シュールな世界観がいいね~って棒読みで言って

2022.09.23

・結局「他の誰でもないただ一人のおれという人間がここにいますよ」と言いたいだけなのかもしれない。現状、日記を書いているだけだが、なんらかの形で自己表現がしたいんだと思う。しかし、ただ「おれはここにいる!」ということが直ちにすぐれた表現になるなんてことはまずあり得ない。ラップとかまさにそうじゃないかと思う向きもあるだろうが、発声やフロウの組み立て方など、素人がなんの手がかりもなくできるものじゃない。

・「おれはここにいる」だけでは、すぐれた表現として成立しない。では、なにがいるかというと、「先行する文化への敬意」である。なんでもいいが、たとえば村上春樹の『風の歌を聴け』はただ春樹が自分の内側にあるパッションを発散することで成立しているわけではない。カート・ヴォネガットリチャード・ブローティガンスコット・フィッツジェラルドと言った先人。そして、浅倉久志藤本和子といった翻訳者により生み出された文体を踏まえて、『風の歌を聴け』が成り立っている。

・さて、おれはなにを表現しよう。いまでこそ多少人文書を読んだりするようになったものの、もともと僕は小説や漫画、ロックやヒップホップが好きなのであった。高校生くらいまでは小説家志望であった。いろいろな本や雑誌をパラパラと見ているうちに、佐々木敦の存在などを知ることになる。雑誌でいろんなカルチャーを紹介するライターになれたらいいなと思っていた。批評再生塾へ参加したのも、なにも批評がやりたかったわけではなく、漠然と文章を書きたいという気持ちがあったからだ。

・僕が何かを表現するとする。それがなんであったら、興味をもてるだろうか。僕が書いた小説、僕が描いた漫画、僕が作った音楽、といったものには、僕自身が興味を持てない。一周回ってシンプルにいろんなコンテンツに対するレビューをまとめてみようかと思う。僕だったら、「ある一人の人間が、その人が触れたコンテンツについて、縦横無尽に書いた雑誌」というものがあったら、欲しいと思う。フォロイーがそういうものを作って売ると言ったら、たぶん買う。

・当たり前だが、コンテンツに触れると、心が動いたり、感想が生まれたりする。それが起きないのなら、コンテンツとしては失格だ。そして、単におもしろい、つまらないといった感想を超えたものを表出できれば、それは批評と呼ばれることもあるだろう。そういうことをやりたいと思う。この日記はそのための助走である。

・本日のこの文章にはなんら新規性がない。いま僕は自己を発散しているだけだからだ。そうではなく、インプットをしなければならない。インプットして、それによりなにが生まれたのか。それを記述できるようになること。これが目標だ。

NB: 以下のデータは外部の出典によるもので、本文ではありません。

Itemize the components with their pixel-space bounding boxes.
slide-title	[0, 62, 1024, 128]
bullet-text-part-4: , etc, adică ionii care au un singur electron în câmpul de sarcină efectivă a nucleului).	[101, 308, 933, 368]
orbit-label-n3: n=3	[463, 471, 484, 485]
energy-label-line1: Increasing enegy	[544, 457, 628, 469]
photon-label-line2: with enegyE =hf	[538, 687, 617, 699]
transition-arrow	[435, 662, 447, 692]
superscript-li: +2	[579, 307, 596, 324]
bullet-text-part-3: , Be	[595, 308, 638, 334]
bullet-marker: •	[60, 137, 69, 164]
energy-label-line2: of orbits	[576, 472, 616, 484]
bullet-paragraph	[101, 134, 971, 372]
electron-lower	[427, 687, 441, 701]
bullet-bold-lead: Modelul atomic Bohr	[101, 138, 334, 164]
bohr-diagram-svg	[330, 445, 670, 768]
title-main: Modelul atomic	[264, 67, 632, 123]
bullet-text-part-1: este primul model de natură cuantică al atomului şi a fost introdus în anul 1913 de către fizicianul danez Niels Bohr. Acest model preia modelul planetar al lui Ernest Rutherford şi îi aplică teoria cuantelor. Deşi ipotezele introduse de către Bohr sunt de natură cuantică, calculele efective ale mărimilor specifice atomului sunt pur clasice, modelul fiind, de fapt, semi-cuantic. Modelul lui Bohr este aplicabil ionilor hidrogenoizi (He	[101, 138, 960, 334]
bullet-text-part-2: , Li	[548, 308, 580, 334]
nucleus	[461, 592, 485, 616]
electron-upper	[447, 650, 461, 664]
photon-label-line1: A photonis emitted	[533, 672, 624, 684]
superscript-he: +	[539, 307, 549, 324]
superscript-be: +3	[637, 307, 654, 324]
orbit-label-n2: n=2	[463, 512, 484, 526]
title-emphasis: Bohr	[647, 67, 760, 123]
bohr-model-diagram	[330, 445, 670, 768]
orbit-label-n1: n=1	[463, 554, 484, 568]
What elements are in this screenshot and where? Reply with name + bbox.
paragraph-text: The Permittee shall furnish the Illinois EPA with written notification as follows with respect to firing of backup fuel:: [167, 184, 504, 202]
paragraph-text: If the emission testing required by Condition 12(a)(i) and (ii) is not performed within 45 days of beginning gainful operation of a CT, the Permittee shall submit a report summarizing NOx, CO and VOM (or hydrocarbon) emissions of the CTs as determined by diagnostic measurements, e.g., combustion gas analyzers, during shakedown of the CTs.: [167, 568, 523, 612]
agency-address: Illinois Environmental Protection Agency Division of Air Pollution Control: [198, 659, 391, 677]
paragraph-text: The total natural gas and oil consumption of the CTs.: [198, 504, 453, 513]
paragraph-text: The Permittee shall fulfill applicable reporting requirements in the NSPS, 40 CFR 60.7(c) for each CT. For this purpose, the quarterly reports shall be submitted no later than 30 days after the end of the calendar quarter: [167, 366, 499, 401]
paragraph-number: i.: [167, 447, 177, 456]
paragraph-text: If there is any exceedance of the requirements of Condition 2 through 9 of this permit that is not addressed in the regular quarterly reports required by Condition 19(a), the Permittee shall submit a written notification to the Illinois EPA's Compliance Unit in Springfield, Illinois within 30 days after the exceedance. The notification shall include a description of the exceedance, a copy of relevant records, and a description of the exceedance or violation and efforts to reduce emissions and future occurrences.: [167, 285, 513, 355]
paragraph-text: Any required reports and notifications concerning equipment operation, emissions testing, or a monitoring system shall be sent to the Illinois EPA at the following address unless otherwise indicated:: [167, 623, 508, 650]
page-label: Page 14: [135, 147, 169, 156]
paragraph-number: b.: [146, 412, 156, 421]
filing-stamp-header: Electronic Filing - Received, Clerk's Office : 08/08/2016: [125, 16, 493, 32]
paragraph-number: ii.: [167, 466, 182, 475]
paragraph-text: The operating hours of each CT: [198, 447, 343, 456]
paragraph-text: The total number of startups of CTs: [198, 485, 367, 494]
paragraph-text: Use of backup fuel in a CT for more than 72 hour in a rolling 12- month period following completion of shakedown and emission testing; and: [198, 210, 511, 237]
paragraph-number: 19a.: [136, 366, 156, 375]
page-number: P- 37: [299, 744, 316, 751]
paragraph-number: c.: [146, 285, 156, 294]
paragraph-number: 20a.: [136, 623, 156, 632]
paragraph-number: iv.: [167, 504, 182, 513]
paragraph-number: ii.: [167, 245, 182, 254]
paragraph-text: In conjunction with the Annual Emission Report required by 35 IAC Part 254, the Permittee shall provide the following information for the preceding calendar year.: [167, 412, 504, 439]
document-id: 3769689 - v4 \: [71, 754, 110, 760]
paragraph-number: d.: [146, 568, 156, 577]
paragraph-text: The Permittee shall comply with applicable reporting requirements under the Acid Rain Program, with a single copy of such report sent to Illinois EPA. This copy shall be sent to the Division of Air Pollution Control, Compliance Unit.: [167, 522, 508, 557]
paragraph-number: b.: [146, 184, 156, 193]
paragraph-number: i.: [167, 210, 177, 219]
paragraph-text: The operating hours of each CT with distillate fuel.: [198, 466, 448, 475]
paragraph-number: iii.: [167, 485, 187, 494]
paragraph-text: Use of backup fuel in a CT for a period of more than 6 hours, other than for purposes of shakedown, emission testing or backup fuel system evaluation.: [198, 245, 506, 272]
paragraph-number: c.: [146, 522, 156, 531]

・さまざまなインプットを血や肉とし、単なる自分語りではない、有意義なアウトプットができるようになったとき、それをはじめて僕の表現と言えるのかもしれない。いまはまだその途上にいる。

・そんなことを午前中、コインランドリーに行ったりしつつ考えた。夜はギヨーム・ブラック『みんなのヴァカンス』を観た。もう深夜なので、あまり詳しく感想を書く気力はないが、よかった。矯正用マウスピースの場面と乱闘シーンは本作のハイライト。すべての登場人物に不器用さと心優しさがあり、暖かかった。『女っ気なし』といっしょやん!と思わなくもなかったり。